In some towns, a trail of civilians’ bodies lay where they had encountered the advancing gunmen. On the road outside the town of Sderot, a bloodied woman slumped dead in the seat of her car. At least nine people gunned down at a bus shelter in the town were laid out on stretchers on the street, their bags still on the curb nearby. One woman, screaming, embraced the body of a family member sprawled under a sheet next to a toppled motorcycle; as she was led away, she picked up the dead person’s helmet from the ground nearby.
Associated Press photos showed an abducted elderly Israeli woman being brought into Gaza on a golf cart by Hamas gunmen and another woman squeezed between two fighters on a motorcycle. Images also showed fighters parading captured Israeli military vehicles through Gaza streets.

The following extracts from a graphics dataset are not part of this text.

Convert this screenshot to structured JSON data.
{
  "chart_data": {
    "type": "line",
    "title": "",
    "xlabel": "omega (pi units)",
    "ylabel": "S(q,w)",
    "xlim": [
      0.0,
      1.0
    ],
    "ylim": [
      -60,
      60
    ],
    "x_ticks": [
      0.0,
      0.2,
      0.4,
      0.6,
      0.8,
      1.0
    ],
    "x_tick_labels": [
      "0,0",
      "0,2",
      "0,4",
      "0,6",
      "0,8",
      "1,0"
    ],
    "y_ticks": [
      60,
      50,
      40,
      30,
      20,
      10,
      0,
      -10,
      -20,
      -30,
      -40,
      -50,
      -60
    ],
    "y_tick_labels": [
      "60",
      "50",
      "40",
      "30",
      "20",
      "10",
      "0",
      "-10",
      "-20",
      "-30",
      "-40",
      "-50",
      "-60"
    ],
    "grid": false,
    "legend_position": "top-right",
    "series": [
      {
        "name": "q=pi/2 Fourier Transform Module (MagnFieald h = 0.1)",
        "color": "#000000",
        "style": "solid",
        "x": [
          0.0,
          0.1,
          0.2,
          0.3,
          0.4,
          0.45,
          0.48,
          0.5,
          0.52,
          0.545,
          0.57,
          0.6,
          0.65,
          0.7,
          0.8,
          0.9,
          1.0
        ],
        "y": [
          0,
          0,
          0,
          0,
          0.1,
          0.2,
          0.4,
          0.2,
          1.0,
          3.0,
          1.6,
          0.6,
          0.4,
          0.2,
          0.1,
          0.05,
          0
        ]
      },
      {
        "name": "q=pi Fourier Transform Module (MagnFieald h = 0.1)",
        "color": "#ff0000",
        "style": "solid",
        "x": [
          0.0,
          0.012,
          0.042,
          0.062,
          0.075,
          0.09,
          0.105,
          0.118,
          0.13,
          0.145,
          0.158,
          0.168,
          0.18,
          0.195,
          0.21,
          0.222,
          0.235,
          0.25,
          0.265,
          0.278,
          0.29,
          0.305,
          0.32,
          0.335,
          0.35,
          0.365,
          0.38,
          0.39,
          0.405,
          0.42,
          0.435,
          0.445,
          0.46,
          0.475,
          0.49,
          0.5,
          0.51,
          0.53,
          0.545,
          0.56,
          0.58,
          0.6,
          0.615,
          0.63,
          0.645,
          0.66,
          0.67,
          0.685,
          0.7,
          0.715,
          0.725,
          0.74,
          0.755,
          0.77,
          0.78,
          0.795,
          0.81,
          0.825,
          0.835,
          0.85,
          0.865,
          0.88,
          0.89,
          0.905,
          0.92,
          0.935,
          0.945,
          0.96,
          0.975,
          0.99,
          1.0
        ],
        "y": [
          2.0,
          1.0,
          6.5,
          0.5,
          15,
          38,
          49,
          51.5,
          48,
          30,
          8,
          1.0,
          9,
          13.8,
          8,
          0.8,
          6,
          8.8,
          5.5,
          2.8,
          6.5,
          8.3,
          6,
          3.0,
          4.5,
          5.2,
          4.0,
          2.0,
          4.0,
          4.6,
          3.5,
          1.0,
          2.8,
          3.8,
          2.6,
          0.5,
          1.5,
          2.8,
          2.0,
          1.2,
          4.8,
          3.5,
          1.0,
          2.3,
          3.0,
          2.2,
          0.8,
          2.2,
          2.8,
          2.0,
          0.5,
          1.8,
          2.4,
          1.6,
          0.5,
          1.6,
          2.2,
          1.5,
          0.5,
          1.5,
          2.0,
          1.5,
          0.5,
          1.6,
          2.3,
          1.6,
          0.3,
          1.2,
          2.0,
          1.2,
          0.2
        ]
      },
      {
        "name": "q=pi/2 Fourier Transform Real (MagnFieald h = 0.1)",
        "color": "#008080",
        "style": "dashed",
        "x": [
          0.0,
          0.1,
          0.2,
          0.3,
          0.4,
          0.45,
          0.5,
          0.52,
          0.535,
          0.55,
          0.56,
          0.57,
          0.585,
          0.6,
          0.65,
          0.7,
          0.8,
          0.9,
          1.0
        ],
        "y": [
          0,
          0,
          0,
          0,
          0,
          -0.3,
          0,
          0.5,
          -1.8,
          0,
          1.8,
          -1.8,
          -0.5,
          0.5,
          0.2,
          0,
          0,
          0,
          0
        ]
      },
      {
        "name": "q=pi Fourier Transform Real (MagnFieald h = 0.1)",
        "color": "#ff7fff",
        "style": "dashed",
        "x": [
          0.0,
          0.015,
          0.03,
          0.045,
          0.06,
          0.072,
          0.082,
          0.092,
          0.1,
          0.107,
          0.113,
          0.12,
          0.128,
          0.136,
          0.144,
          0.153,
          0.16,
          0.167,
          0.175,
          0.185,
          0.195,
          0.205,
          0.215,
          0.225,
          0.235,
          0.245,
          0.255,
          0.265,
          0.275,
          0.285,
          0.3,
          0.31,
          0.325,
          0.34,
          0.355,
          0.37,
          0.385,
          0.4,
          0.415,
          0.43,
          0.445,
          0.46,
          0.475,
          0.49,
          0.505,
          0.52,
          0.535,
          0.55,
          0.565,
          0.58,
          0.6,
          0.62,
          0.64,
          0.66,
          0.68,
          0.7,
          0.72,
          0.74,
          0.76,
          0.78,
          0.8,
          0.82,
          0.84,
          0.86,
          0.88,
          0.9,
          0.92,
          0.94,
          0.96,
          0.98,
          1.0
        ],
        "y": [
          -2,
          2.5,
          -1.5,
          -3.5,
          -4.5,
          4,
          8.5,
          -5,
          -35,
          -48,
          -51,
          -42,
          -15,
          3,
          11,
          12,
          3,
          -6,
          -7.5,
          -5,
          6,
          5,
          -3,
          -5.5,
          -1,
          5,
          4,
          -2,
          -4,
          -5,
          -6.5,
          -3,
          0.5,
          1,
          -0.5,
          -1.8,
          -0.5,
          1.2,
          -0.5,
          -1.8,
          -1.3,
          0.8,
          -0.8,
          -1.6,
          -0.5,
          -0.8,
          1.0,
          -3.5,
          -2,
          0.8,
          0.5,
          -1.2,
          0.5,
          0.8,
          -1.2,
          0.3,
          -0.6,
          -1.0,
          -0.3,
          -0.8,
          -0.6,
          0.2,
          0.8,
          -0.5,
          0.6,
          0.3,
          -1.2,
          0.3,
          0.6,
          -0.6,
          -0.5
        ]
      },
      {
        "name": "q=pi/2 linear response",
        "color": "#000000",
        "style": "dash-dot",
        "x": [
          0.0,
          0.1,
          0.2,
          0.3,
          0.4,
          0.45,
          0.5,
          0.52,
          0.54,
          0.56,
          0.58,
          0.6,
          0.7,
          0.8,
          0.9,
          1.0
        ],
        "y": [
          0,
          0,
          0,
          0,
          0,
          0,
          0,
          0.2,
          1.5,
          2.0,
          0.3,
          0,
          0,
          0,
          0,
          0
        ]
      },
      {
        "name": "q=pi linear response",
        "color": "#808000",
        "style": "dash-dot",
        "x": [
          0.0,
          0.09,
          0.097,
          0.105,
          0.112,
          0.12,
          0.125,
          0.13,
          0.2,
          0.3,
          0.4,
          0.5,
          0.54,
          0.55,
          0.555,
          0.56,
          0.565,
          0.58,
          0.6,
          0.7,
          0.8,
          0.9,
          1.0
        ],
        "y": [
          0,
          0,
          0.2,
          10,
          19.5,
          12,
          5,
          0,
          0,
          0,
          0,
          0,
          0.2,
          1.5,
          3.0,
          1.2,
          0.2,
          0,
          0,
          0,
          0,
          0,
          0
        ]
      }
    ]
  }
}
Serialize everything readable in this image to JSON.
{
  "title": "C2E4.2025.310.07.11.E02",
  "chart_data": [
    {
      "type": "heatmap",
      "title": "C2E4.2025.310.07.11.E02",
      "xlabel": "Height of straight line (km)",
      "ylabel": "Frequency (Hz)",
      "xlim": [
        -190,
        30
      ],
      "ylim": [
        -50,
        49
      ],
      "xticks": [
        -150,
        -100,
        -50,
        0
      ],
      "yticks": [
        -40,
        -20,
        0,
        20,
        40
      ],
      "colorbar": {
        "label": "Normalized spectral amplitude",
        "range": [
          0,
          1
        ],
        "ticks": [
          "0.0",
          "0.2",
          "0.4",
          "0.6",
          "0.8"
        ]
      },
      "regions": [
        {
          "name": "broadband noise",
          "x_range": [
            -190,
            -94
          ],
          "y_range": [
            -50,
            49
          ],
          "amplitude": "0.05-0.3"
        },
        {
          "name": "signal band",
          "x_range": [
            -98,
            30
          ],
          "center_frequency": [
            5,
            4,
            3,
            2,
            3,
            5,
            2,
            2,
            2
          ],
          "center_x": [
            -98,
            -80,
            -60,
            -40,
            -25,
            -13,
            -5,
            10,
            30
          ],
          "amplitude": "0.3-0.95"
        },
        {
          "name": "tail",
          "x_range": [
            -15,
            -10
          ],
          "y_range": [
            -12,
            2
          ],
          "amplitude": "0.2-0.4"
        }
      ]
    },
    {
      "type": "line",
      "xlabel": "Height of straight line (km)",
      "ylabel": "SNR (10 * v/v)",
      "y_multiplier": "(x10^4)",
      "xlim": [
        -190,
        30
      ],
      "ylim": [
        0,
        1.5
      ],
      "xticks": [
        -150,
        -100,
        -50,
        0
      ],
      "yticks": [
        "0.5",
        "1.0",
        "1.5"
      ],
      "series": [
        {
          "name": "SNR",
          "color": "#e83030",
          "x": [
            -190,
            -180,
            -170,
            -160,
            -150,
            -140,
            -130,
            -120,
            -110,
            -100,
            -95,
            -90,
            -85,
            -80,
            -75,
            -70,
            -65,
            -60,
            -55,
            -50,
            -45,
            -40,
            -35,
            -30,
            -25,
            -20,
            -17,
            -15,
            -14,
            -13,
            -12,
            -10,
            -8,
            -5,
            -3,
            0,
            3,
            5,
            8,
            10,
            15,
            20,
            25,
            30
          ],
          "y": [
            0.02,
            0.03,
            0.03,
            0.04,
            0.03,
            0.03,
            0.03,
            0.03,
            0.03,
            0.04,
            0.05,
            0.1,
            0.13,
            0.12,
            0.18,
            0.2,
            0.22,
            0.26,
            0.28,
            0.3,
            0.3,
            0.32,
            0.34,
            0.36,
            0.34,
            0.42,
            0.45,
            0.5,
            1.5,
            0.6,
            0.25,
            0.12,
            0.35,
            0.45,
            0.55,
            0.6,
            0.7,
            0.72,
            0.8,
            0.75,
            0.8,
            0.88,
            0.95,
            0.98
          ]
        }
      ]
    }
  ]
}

“We are at war,” Israeli Prime Minister Benjamin Netanyahu said in a televised address, declaring a mass mobilization of the country’s army reserves. “Not an ‘operation,’ not a ’round,’ but at war.”
“The enemy will pay an unprecedented price,” he added, promising that Israel would “return fire of a magnitude that the enemy has not known.”
The leader of Hamas’ military wing, Mohammed Deif, said the assault was in response to the 16-year blockade of Gaza, Israeli raids inside West Bank cities over the past year, as well as increasing attacks by settlers on Palestinians and growth of settlements.
“Enough is enough,” Deif, who does not appear in public, said in the recorded message. He said the morning attack was only the start of what he called “Operation Al-Aqsa Storm” and called on Palestinians from east Jerusalem to northern Israel to join the fight. “Today the people are regaining their revolution.”
Concern for Israeli captives
Asked by reporters how Hamas had managed to catch the army off guard, Lt. Col. Richard Hecht, an Israeli army spokesman, replied, “That’s a good question.”
The abduction of Israeli civilians and soldiers also raised a particularly thorny issue for Israel. Israel has a history of making heavily lopsided exchanges in order to bring captive Israelis home.
Hamas’ military wing claimed it was holding dozens of Israeli soldiers captive in “safe places” and tunnels in the Gaza Strip. The Israeli military confirmed that a number of Israelis were abducted but would not give a figure. If true, the claim could set the stage for complicated negotiations on a swap with Israel, which is holding thousands of Palestinians in its prisons.
An unknown number of civilians were also taken. AP journalists saw four taken from the kibbutz of Kfar Azza, including two women. In Gaza, a black jeep pulled to a stop and, when the rear door opened, a young Israeli woman stumbled out, bleeding from the head and with her hands tied behind her back. A man waving a gun in the air grabbed her by the hair and pushed her into the vehicle’s back seat. Israeli TV reported that workers from Thailand and the Philippines were also among the captives.
‘Fighting the enemy at every location’
Israeli Defence Minister Yoav Gallant said Hamas had “launched a war against the State of Israel.” Israeli “troops are fighting against the enemy at every location,” he said.
Energy Minister Israel Katz said Israel will cut off its supply of electricity to Gaza.
Hamas media displayed videos of what it said was bodies of Israeli soldiers brought into Gaza by fighters, and Palestinian gunmen inside Israeli homes and touring an Israeli town in jeeps reportedly driven into Israel by the attackers.
Reuters was not immediately able to verify the footage.
Calling up army reserves
Netanyahu’s office said Israel’s defence minister has authorized the callup of reservists.
The acting U.S. ambassador to Israel, Stephanie Hallett, condemned the “indiscriminate rocket fire by Hamas terrorists against Israeli civilians” and said the U.S. supports “Israel’s right to defend itself from such terrorist acts.”
The president of the European Commission, also said Israel has a right to defend itself “against such heinous attacks.”
U.S. President Joe Biden said the United States was ready to offer “all appropriate means of support” to Israel after speaking by phone to the Israeli prime minister.
Saudi Arabia, which has been in talks with the U.S. about normalizing relations with Israel, released a statement calling on both sides to exercise restraint. The kingdom said it had repeatedly warned about “the dangers of the situation exploding as a result of the continued occupation (and) the Palestinian people being deprived of their legitimate rights.”